Capital Expenditures vs. Operating Expenditures (Expenses): An Overview
In financial accounting capital expenditures (CapEx) and operating expenditures (expenses) (OPEX) are two categories of business expenses. However, there are distinct differences between the two, including their respective tax treatments.
- Capital expenditures comprise major purchases that will be used in the future.
- Operating expenditures (expenses) represent day-to-day costs that are necessary to keep a business running.
Capital expenditures consist of the funds that companies use to purchase major physical goods or services that the company will use for more than one year. A company might incur CapEx to increase or improve its fixed assets, for example.
Fixed assets are treated as noncurrent assets from an accounting standpoint, which means that they will not be consumed in the first year.
Capital expenditures can include:
- Plant and equipment purchases
- Building expansion and improvements
- Hardware purchases, such as computers
- Vehicles to transport goods
The type of industry in which a company operates largely determines the nature of its capital expenditures. The asset purchased can be a new item or something that improves the productive life of a previously purchased asset.
The capital expenditure is recorded as an asset on the balance sheet under the property, plant, and equipment (PP&E) section. However, it's also recorded on the cash flow statement under investing activities because it's a cash outlay for that accounting period.

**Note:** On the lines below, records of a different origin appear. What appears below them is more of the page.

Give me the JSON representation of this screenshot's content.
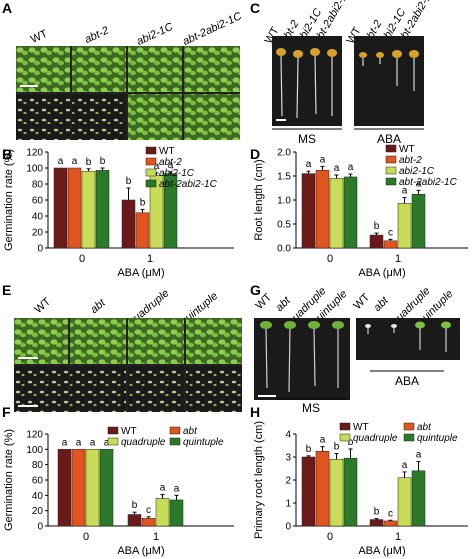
{
  "panels": {
    "A": {
      "letter": "A",
      "columns": [
        "WT",
        "abt-2",
        "abi2-1C",
        "abt-2abi2-1C"
      ],
      "column_styles": [
        "upright",
        "italic",
        "italic",
        "italic"
      ]
    },
    "C": {
      "letter": "C",
      "columns_ms": [
        "WT",
        "abt-2",
        "abi2-1C",
        "abt-2abi2-1C"
      ],
      "columns_aba": [
        "WT",
        "abt-2",
        "abi2-1C",
        "abt-2abi2-1C"
      ],
      "group_ms": "MS",
      "group_aba": "ABA"
    },
    "E": {
      "letter": "E",
      "columns": [
        "WT",
        "abt",
        "quadruple",
        "quintuple"
      ]
    },
    "G": {
      "letter": "G",
      "columns_ms": [
        "WT",
        "abt",
        "quadruple",
        "quintuple"
      ],
      "columns_aba": [
        "WT",
        "abt",
        "quadruple",
        "quintuple"
      ],
      "group_ms": "MS",
      "group_aba": "ABA"
    }
  },
  "colors": {
    "wt": "#6b1a1a",
    "mut1": "#e0551f",
    "mut2": "#c9dc57",
    "mut3": "#2a7a2a"
  },
  "chart_data": [
    {
      "panel": "B",
      "type": "bar",
      "ylabel": "Germination rate (%)",
      "xlabel": "ABA (μM)",
      "categories": [
        "0",
        "1"
      ],
      "ylim": [
        0,
        120
      ],
      "yticks": [
        0,
        20,
        40,
        60,
        80,
        100,
        120
      ],
      "legend_position": "top-right",
      "series": [
        {
          "name": "WT",
          "values": [
            100,
            60
          ],
          "errors": [
            0,
            15
          ],
          "letters": [
            "a",
            "b"
          ],
          "italic": false
        },
        {
          "name": "abt-2",
          "values": [
            100,
            44
          ],
          "errors": [
            0,
            4
          ],
          "letters": [
            "a",
            "b"
          ],
          "italic": true
        },
        {
          "name": "abi2-1C",
          "values": [
            96,
            91
          ],
          "errors": [
            3,
            3
          ],
          "letters": [
            "b",
            "a"
          ],
          "italic": true
        },
        {
          "name": "abt-2abi2-1C",
          "values": [
            97,
            93
          ],
          "errors": [
            3,
            2
          ],
          "letters": [
            "b",
            "a"
          ],
          "italic": true
        }
      ]
    },
    {
      "panel": "D",
      "type": "bar",
      "ylabel": "Root length (cm)",
      "xlabel": "ABA (μM)",
      "categories": [
        "0",
        "1"
      ],
      "ylim": [
        0,
        2
      ],
      "yticks": [
        0,
        0.5,
        1.0,
        1.5,
        2.0
      ],
      "legend_position": "top-right",
      "series": [
        {
          "name": "WT",
          "values": [
            1.55,
            0.27
          ],
          "errors": [
            0.05,
            0.04
          ],
          "letters": [
            "a",
            "b"
          ],
          "italic": false
        },
        {
          "name": "abt-2",
          "values": [
            1.62,
            0.15
          ],
          "errors": [
            0.08,
            0.03
          ],
          "letters": [
            "a",
            "c"
          ],
          "italic": true
        },
        {
          "name": "abi2-1C",
          "values": [
            1.45,
            0.93
          ],
          "errors": [
            0.07,
            0.12
          ],
          "letters": [
            "a",
            "a"
          ],
          "italic": true
        },
        {
          "name": "abt-2abi2-1C",
          "values": [
            1.48,
            1.12
          ],
          "errors": [
            0.06,
            0.08
          ],
          "letters": [
            "a",
            "a"
          ],
          "italic": true
        }
      ]
    },
    {
      "panel": "F",
      "type": "bar",
      "ylabel": "Germination rate (%)",
      "xlabel": "ABA (μM)",
      "categories": [
        "0",
        "1"
      ],
      "ylim": [
        0,
        120
      ],
      "yticks": [
        0,
        20,
        40,
        60,
        80,
        100,
        120
      ],
      "legend_position": "top",
      "series": [
        {
          "name": "WT",
          "values": [
            100,
            15
          ],
          "errors": [
            0,
            3
          ],
          "letters": [
            "a",
            "b"
          ],
          "italic": false
        },
        {
          "name": "abt",
          "values": [
            100,
            10
          ],
          "errors": [
            0,
            2
          ],
          "letters": [
            "a",
            "c"
          ],
          "italic": true
        },
        {
          "name": "quadruple",
          "values": [
            100,
            36
          ],
          "errors": [
            0,
            5
          ],
          "letters": [
            "a",
            "a"
          ],
          "italic": true
        },
        {
          "name": "quintuple",
          "values": [
            100,
            34
          ],
          "errors": [
            0,
            6
          ],
          "letters": [
            "a",
            "a"
          ],
          "italic": true
        }
      ]
    },
    {
      "panel": "H",
      "type": "bar",
      "ylabel": "Primary root length (cm)",
      "xlabel": "ABA (μM)",
      "categories": [
        "0",
        "1"
      ],
      "ylim": [
        0,
        4
      ],
      "yticks": [
        0,
        1,
        2,
        3,
        4
      ],
      "legend_position": "top",
      "series": [
        {
          "name": "WT",
          "values": [
            3.0,
            0.28
          ],
          "errors": [
            0.05,
            0.04
          ],
          "letters": [
            "b",
            "b"
          ],
          "italic": false
        },
        {
          "name": "abt",
          "values": [
            3.25,
            0.22
          ],
          "errors": [
            0.2,
            0.03
          ],
          "letters": [
            "a",
            "c"
          ],
          "italic": true
        },
        {
          "name": "quadruple",
          "values": [
            2.9,
            2.1
          ],
          "errors": [
            0.25,
            0.25
          ],
          "letters": [
            "b",
            "a"
          ],
          "italic": true
        },
        {
          "name": "quintuple",
          "values": [
            2.95,
            2.4
          ],
          "errors": [
            0.4,
            0.4
          ],
          "letters": [
            "b",
            "a"
          ],
          "italic": true
        }
      ]
    }
  ]
}
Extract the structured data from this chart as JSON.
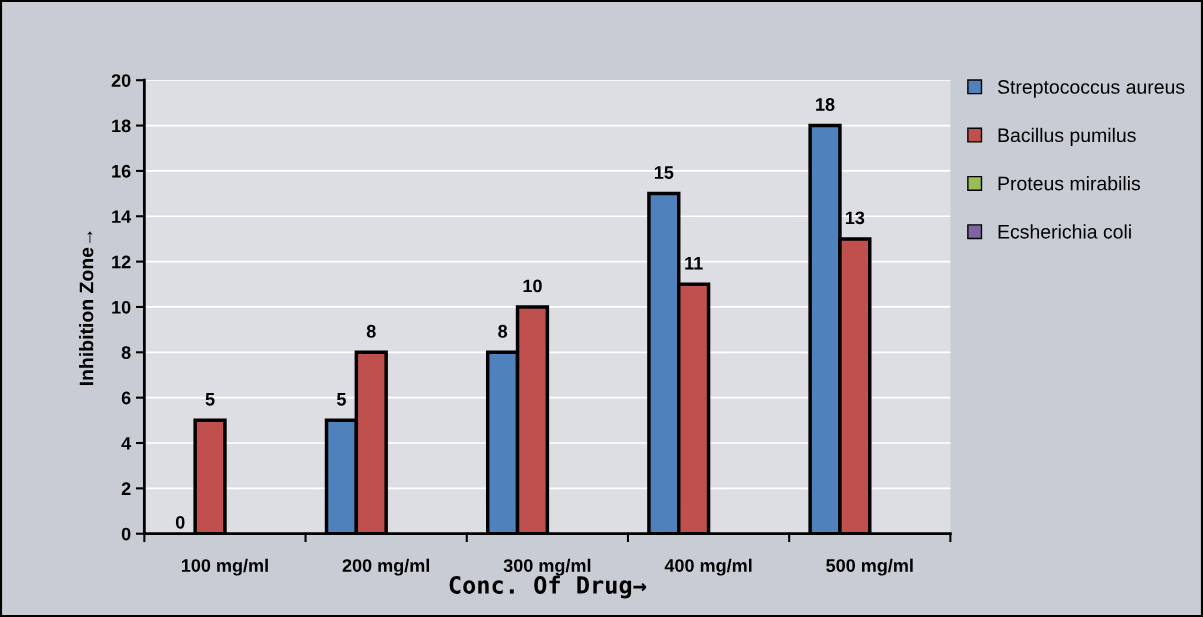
{
  "chart_data": {
    "type": "bar",
    "xlabel": "Conc. Of Drug→",
    "ylabel": "Inhibition Zone→",
    "categories": [
      "100 mg/ml",
      "200 mg/ml",
      "300 mg/ml",
      "400 mg/ml",
      "500 mg/ml"
    ],
    "series": [
      {
        "name": "Streptococcus aureus",
        "color": "#4f81bd",
        "values": [
          0,
          5,
          8,
          15,
          18
        ]
      },
      {
        "name": "Bacillus pumilus",
        "color": "#c0504d",
        "values": [
          5,
          8,
          10,
          11,
          13
        ]
      },
      {
        "name": "Proteus mirabilis",
        "color": "#9bbb59",
        "values": [
          null,
          null,
          null,
          null,
          null
        ]
      },
      {
        "name": "Ecsherichia coli",
        "color": "#8064a2",
        "values": [
          null,
          null,
          null,
          null,
          null
        ]
      }
    ],
    "ylim": [
      0,
      20
    ],
    "yticks": [
      0,
      2,
      4,
      6,
      8,
      10,
      12,
      14,
      16,
      18,
      20
    ],
    "grid": "y",
    "legend": "right",
    "data_labels": true
  }
}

Once the asset is being used, it is depreciated over time to spread the cost of the asset over its useful life. In other words, each year, a portion of the fixed asset is being used up. Depreciation represents the degree of wear and tear on a fixed asset; companies may deduct the amount of depreciation on their annual tax return. Capital expenditures are often depreciated over 5 to 10 years, but in the case of real estate, they may be depreciated over more than two decades.
Operating expenditures are the ordinary and necessary expenses (O&NE) that a company spends to operate its business each day.

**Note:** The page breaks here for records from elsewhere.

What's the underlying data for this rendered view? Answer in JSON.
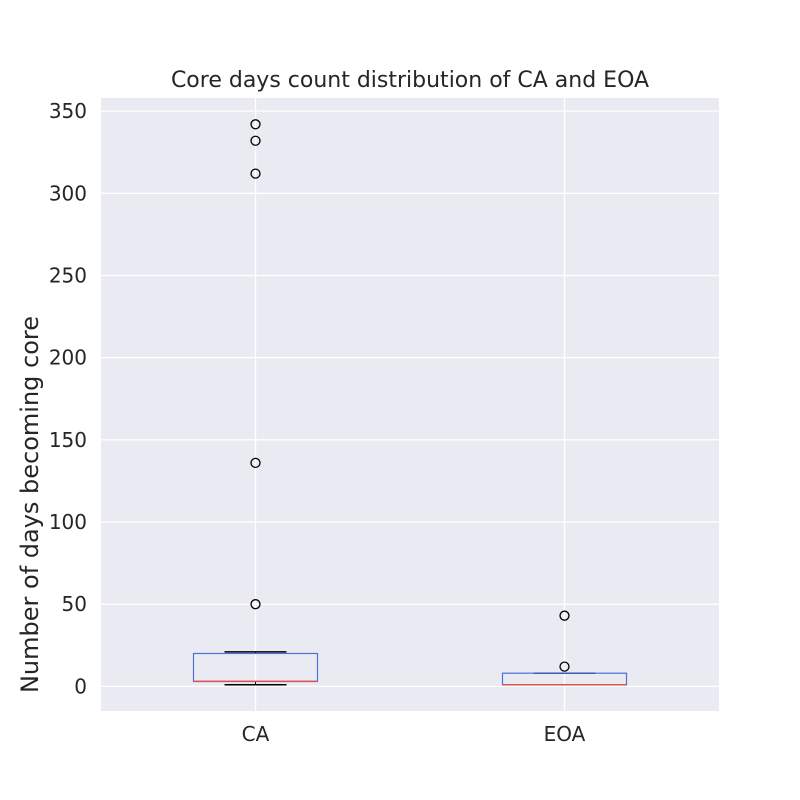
{
  "chart_data": {
    "type": "box",
    "title": "Core days count distribution of CA and EOA",
    "xlabel": "",
    "ylabel": "Number of days becoming core",
    "ylim": [
      -15,
      358
    ],
    "yticks": [
      0,
      50,
      100,
      150,
      200,
      250,
      300,
      350
    ],
    "grid": true,
    "categories": [
      "CA",
      "EOA"
    ],
    "boxes": [
      {
        "category": "CA",
        "whisker_low": 1,
        "q1": 3,
        "median": 3,
        "q3": 20,
        "whisker_high": 21,
        "outliers": [
          50,
          136,
          312,
          332,
          342
        ]
      },
      {
        "category": "EOA",
        "whisker_low": 1,
        "q1": 1,
        "median": 1,
        "q3": 8,
        "whisker_high": 8,
        "outliers": [
          12,
          43
        ]
      }
    ],
    "colors": {
      "background": "#eaeaf2",
      "grid": "#ffffff",
      "box": "#4c72d8",
      "median": "#d9534f",
      "whisker": "#000000",
      "outlier": "#000000"
    }
  }
}
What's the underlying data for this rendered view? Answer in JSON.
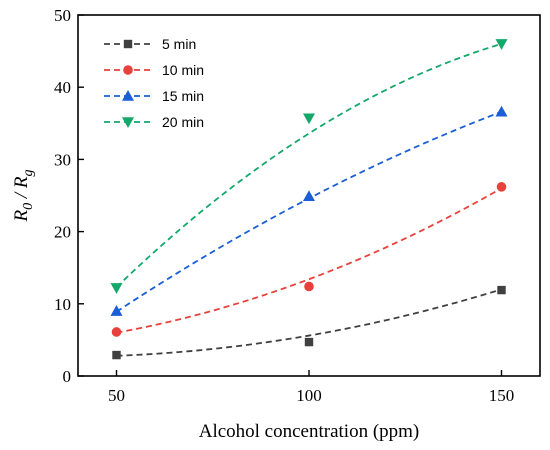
{
  "chart_data": {
    "type": "scatter",
    "title": "",
    "xlabel": "Alcohol concentration (ppm)",
    "ylabel": "R0 / Rg",
    "ylabel_parts": {
      "r": "R",
      "sub0": "0",
      "sep": " / ",
      "r2": "R",
      "subg": "g"
    },
    "x": [
      50,
      100,
      150
    ],
    "xlim": [
      40,
      160
    ],
    "ylim": [
      0,
      50
    ],
    "x_ticks": [
      50,
      100,
      150
    ],
    "y_ticks": [
      0,
      10,
      20,
      30,
      40,
      50
    ],
    "grid": false,
    "legend_position": "top-left",
    "fit_lines": "dashed",
    "series": [
      {
        "name": "5 min",
        "marker": "square",
        "color": "#404040",
        "values": [
          2.9,
          4.7,
          11.9
        ],
        "fit": [
          2.8,
          5.6,
          12.0
        ]
      },
      {
        "name": "10 min",
        "marker": "circle",
        "color": "#e8413b",
        "values": [
          6.1,
          12.4,
          26.2
        ],
        "fit": [
          6.0,
          13.4,
          26.0
        ]
      },
      {
        "name": "15 min",
        "marker": "triangle-up",
        "color": "#1a5fd6",
        "values": [
          9.0,
          24.9,
          36.6
        ],
        "fit": [
          8.9,
          24.6,
          36.6
        ]
      },
      {
        "name": "20 min",
        "marker": "triangle-down",
        "color": "#14a86a",
        "values": [
          12.2,
          35.7,
          46.0
        ],
        "fit": [
          12.3,
          33.6,
          46.0
        ]
      }
    ]
  }
}
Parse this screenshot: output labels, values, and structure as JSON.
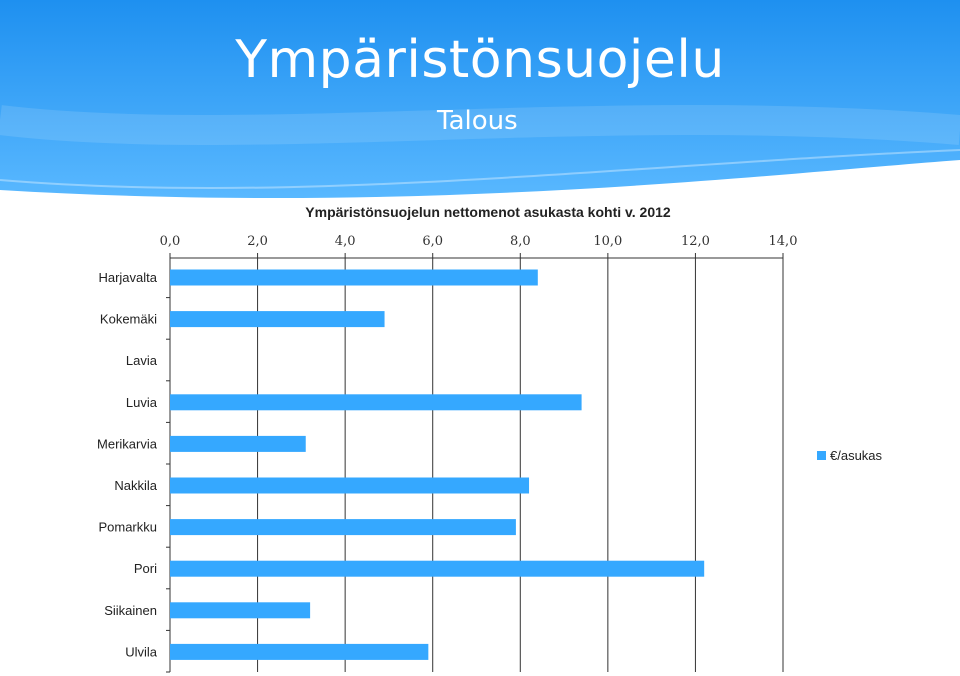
{
  "slide": {
    "title": "Ympäristönsuojelu",
    "subtitle": "Talous"
  },
  "colors": {
    "header_top": "#1e90f0",
    "header_bottom": "#59b8ff",
    "bar": "#35a8ff",
    "grid": "#333333"
  },
  "chart_data": {
    "type": "bar",
    "orientation": "horizontal",
    "title": "Ympäristönsuojelun nettomenot asukasta kohti v. 2012",
    "categories": [
      "Harjavalta",
      "Kokemäki",
      "Lavia",
      "Luvia",
      "Merikarvia",
      "Nakkila",
      "Pomarkku",
      "Pori",
      "Siikainen",
      "Ulvila"
    ],
    "series": [
      {
        "name": "€/asukas",
        "values": [
          8.4,
          4.9,
          0,
          9.4,
          3.1,
          8.2,
          7.9,
          12.2,
          3.2,
          5.9
        ]
      }
    ],
    "xlim": [
      0,
      14
    ],
    "xticks": [
      "0,0",
      "2,0",
      "4,0",
      "6,0",
      "8,0",
      "10,0",
      "12,0",
      "14,0"
    ],
    "x_axis_position": "top",
    "grid": true,
    "legend": "right"
  }
}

Operating expenditures can include:
- Salaries and pension plan contributions
- Any expense that falls under selling, general, and administrative expense (SG&A) on the income statement
- Research and development (R&D)
- Property taxes
- Business travel
Because operating expenses make up the bulk of a company's ongoing costs, management typically looks for ways to reduce its OPEX without causing a critical drop in quality or production output. In contrast to CapEx, operating expenses are fully tax-deductible in the year they are made.

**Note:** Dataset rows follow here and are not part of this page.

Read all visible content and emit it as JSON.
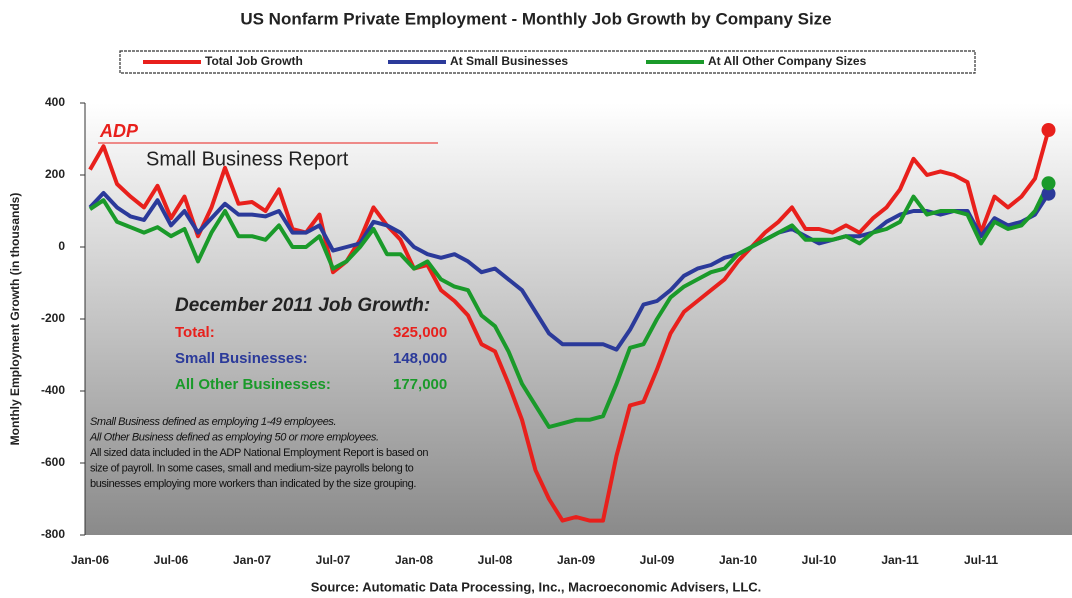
{
  "chart_data": {
    "type": "line",
    "title": "US Nonfarm Private Employment - Monthly Job Growth by Company Size",
    "y_axis_label": "Monthly Employment Growth (in thousands)",
    "source": "Source: Automatic Data Processing, Inc., Macroeconomic Advisers, LLC.",
    "logo": "ADP",
    "report_name": "Small Business Report",
    "summary_title": "December 2011 Job Growth:",
    "summary": [
      {
        "label": "Total:",
        "value": "325,000",
        "color": "#e8201c"
      },
      {
        "label": "Small Businesses:",
        "value": "148,000",
        "color": "#2b3a9a"
      },
      {
        "label": "All Other Businesses:",
        "value": "177,000",
        "color": "#1a9a2a"
      }
    ],
    "notes": [
      "Small Business defined as employing 1-49 employees.",
      "All Other Business defined as employing 50 or more employees.",
      "All sized data included in the ADP National Employment Report is based on",
      "size of payroll.  In some cases, small and medium-size payrolls belong to",
      "businesses employing more workers than indicated by the size grouping."
    ],
    "categories": [
      "Jan-06",
      null,
      null,
      null,
      null,
      null,
      "Jul-06",
      null,
      null,
      null,
      null,
      null,
      "Jan-07",
      null,
      null,
      null,
      null,
      null,
      "Jul-07",
      null,
      null,
      null,
      null,
      null,
      "Jan-08",
      null,
      null,
      null,
      null,
      null,
      "Jul-08",
      null,
      null,
      null,
      null,
      null,
      "Jan-09",
      null,
      null,
      null,
      null,
      null,
      "Jul-09",
      null,
      null,
      null,
      null,
      null,
      "Jan-10",
      null,
      null,
      null,
      null,
      null,
      "Jul-10",
      null,
      null,
      null,
      null,
      null,
      "Jan-11",
      null,
      null,
      null,
      null,
      null,
      "Jul-11",
      null,
      null,
      null,
      null,
      null
    ],
    "series": [
      {
        "name": "Total Job Growth",
        "color": "#e8201c",
        "values": [
          215,
          280,
          175,
          140,
          110,
          170,
          80,
          140,
          30,
          110,
          220,
          120,
          125,
          100,
          160,
          50,
          40,
          90,
          -70,
          -40,
          20,
          110,
          60,
          20,
          -60,
          -50,
          -120,
          -150,
          -190,
          -270,
          -290,
          -380,
          -480,
          -620,
          -700,
          -760,
          -750,
          -760,
          -760,
          -580,
          -440,
          -430,
          -340,
          -240,
          -180,
          -150,
          -120,
          -90,
          -40,
          0,
          40,
          70,
          110,
          50,
          50,
          40,
          60,
          40,
          80,
          110,
          160,
          245,
          200,
          210,
          200,
          180,
          40,
          140,
          110,
          140,
          190,
          325
        ]
      },
      {
        "name": "At Small Businesses",
        "color": "#2b3a9a",
        "values": [
          110,
          150,
          110,
          85,
          75,
          130,
          60,
          100,
          40,
          80,
          120,
          90,
          90,
          85,
          100,
          40,
          40,
          60,
          -10,
          0,
          10,
          70,
          60,
          40,
          0,
          -20,
          -30,
          -20,
          -40,
          -70,
          -60,
          -90,
          -120,
          -180,
          -240,
          -270,
          -270,
          -270,
          -270,
          -285,
          -230,
          -160,
          -150,
          -120,
          -80,
          -60,
          -50,
          -30,
          -20,
          0,
          20,
          40,
          50,
          30,
          10,
          20,
          30,
          30,
          40,
          70,
          90,
          100,
          100,
          90,
          100,
          100,
          30,
          80,
          60,
          70,
          90,
          148
        ]
      },
      {
        "name": "At All Other Company Sizes",
        "color": "#1a9a2a",
        "values": [
          105,
          130,
          70,
          55,
          40,
          55,
          30,
          50,
          -40,
          40,
          100,
          30,
          30,
          20,
          60,
          0,
          0,
          30,
          -60,
          -40,
          0,
          50,
          -20,
          -20,
          -60,
          -40,
          -90,
          -110,
          -120,
          -190,
          -220,
          -290,
          -380,
          -440,
          -500,
          -490,
          -480,
          -480,
          -470,
          -380,
          -280,
          -270,
          -200,
          -140,
          -110,
          -90,
          -70,
          -60,
          -20,
          0,
          20,
          40,
          60,
          20,
          20,
          20,
          30,
          10,
          40,
          50,
          70,
          140,
          90,
          100,
          100,
          90,
          10,
          70,
          50,
          60,
          100,
          177
        ]
      }
    ],
    "ylim": [
      -800,
      400
    ],
    "yticks": [
      -800,
      -600,
      -400,
      -200,
      0,
      200,
      400
    ],
    "grid": false
  }
}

- An item that normally would classify as a capital expenditure may be considered an operating expense if the company chooses to lease it instead of buying it.
- This can be an attractive accounting option if the company has limited cash flow and wants to be able to deduct the total cost of an item in a tax year.
Key Differences vs. CapEx and OPEX
Funds that fall under capital expenditures are for major purchases that will be used in the future. The life of these purchases extends beyond the current accounting period in which they were purchased. Because these costs can be recovered only over time through depreciation, companies usually prepare a capital expense budget apart from OPEX.
Operating expenses represent the day-to-day expenses necessary to run a business. Because these are short-term costs that are used up in the same accounting period in which they were purchased, it makes sense for them to have a separate budget.